Beyond Carnival

Caroni Swamp
Photo by Bryan Naidu

As part of Jet Blue’s inaugural flight on Feb. 24, 2014 to Port of Spain, members of the press received a complimentary flight to Piarco Airport for a press conference and to experience the sea, sun and sand of the twin-island, compliments of the Trinidad Tourism Development Company (TDC) and the Tobago House of Assembly Division of Tourism (THA).

There is more to Trinidad and Tobago than its feather-filled “Greatest show on earth,” Carnival and its Grammy equivalent, Soca Monarch soca clash. The country is also rich in culture and history with has scenic views at every turn.

Maracas Beach, located on the north side of the island and an hour’s mountainous drive from Port of Spain is one of Trinidad’s many beautiful beaches. The flora and fauna of the Andes Mountain trim the winding North Coast road on one side with an ocean view on the other.

The road was built by the U.S. so locals could get to the beach when they could no longer go through its submarine base on the West peninsula of Chaguaramas. The North Coast road continues to Fort Read, which was a U.S reservation during WWII. Continuing up the winding road, there is Turtle point, which to the naked eye looks like turtle poking out it head, but is really an island separate from Trinidad. However, the Maracas lookout is the most picturesque, with “Trini treats” such as mango chow, sour cherry and tamarind balls, along with handcrafted jewelry are available for purchase.

The popular relaxation spot is also known for a local favorite “bake and shark” with the choice of toppings and sauces ranging from pepper sauce to sweet tamarind sauce.

Caroni bird sanctuary and wetland is Trinidad’s largest mangrove wetland and is formed when Caroni River meets the Gulf of Paria. It is also the home of the Scarlet Ibis, the national bird of Trinidad. The bright red bird gets its hue from their high beta-carotene diet of shrimp, worms and crabs. When the Scarlet Ibis comes home to roost they are like red bows on a Christmas tree, adding a splash of red wherever they perch.

The swamp is south of the capital, Port of Spain and has over 200 avian species. Although the Scarlett Ibis is the main attraction, there are other wildlife including fiddler crab, oysters, four-eyed fish, tree boa, mudskippers and spectacle Caiman.

Before you reach Gasparee islands’ main attraction, Gasparee caves, there is Pointe Baleine, formerly a whaling industry for the production whale oil used for street and house lamps.

Gasparee Island lies between Trinidad and Venezuela and its caves were created by wave action, acidic rain, and ground waters that dissolved the limestone. The entire cave system is 80 feet deep. From the cave’s visitor center balcony there is a beautiful view of the Gulf of Paria, which is the inland sea between Trinidad and the east coast of Venezuela. When descending into the caves, the air becomes cool. The occasional chirping of bats and dripping water fills it. At the cave floor there’s a clear, bottomless pool of water. The sight of the stalagmites, stalactites, and rock formations are breath-taking. They were given names like The Lovers, Buddha and the Head of T-Rex, because of their shapes.

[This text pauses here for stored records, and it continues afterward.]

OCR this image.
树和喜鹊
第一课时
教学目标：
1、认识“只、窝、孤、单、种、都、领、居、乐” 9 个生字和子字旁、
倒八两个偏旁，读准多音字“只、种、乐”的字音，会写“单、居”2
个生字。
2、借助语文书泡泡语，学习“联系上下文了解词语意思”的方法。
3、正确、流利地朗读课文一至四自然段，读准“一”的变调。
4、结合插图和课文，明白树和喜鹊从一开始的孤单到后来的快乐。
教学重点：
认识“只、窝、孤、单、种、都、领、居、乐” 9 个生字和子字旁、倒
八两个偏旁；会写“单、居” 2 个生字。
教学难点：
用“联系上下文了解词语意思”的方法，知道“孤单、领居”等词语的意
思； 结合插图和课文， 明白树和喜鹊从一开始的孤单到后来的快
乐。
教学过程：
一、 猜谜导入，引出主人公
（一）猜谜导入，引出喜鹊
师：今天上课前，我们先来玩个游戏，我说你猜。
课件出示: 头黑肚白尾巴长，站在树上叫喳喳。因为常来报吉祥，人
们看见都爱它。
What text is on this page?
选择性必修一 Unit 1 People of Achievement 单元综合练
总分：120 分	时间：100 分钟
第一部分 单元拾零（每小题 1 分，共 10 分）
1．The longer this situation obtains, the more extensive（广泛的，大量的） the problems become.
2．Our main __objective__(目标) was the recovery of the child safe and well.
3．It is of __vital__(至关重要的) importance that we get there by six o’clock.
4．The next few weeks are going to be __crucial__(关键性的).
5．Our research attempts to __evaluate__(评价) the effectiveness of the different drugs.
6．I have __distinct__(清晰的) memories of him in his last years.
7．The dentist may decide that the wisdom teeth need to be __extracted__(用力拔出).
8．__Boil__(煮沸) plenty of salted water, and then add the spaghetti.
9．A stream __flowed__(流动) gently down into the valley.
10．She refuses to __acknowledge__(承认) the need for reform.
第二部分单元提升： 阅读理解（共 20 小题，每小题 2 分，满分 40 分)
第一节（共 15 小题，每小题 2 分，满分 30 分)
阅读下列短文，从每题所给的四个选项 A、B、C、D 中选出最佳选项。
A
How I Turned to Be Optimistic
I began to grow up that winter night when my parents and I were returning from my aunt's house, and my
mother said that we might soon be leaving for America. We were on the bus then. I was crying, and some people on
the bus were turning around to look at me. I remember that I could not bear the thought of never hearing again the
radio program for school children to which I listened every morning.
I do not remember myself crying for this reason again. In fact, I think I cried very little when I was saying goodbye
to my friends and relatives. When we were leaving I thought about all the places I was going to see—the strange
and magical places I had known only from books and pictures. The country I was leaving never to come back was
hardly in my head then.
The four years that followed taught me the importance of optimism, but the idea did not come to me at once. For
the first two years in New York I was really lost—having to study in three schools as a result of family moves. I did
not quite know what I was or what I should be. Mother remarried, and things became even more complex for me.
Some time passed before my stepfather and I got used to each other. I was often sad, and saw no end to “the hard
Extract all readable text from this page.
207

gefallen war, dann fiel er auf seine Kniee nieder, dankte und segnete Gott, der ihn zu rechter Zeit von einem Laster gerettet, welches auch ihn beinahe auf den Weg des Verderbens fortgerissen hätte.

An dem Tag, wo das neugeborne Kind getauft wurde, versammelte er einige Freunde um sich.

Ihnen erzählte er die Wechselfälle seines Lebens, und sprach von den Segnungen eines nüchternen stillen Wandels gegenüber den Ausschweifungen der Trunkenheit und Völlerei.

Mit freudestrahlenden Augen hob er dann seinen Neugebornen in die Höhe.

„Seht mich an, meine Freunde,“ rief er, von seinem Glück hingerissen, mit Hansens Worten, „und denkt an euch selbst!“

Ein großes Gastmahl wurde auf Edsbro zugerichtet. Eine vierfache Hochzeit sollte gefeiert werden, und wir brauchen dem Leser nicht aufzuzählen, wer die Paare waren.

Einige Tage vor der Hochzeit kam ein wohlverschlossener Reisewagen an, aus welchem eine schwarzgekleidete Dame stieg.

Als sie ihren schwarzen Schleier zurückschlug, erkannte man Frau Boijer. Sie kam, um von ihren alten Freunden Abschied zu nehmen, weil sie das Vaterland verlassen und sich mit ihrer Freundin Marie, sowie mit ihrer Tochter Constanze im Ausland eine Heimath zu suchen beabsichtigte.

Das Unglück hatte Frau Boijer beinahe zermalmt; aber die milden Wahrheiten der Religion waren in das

There is much to explore, and something for everyone to do. The other sites visited were the botanical garden in Trinidad, north of Queens Park Savannah. Established in 1818, and one of the oldest Botanical Gardens in the world. There were also visits to The Hyatt Regency hotel in Port of Spain for the 4th annual LIME celebration; and sailing and snorkeling at Tobago’s Cotton Bay via Island Girl catamaran, which was amazing. There was also an energetic performance of Rapso, a form of conscious music, by 3Canal at Queens Hall.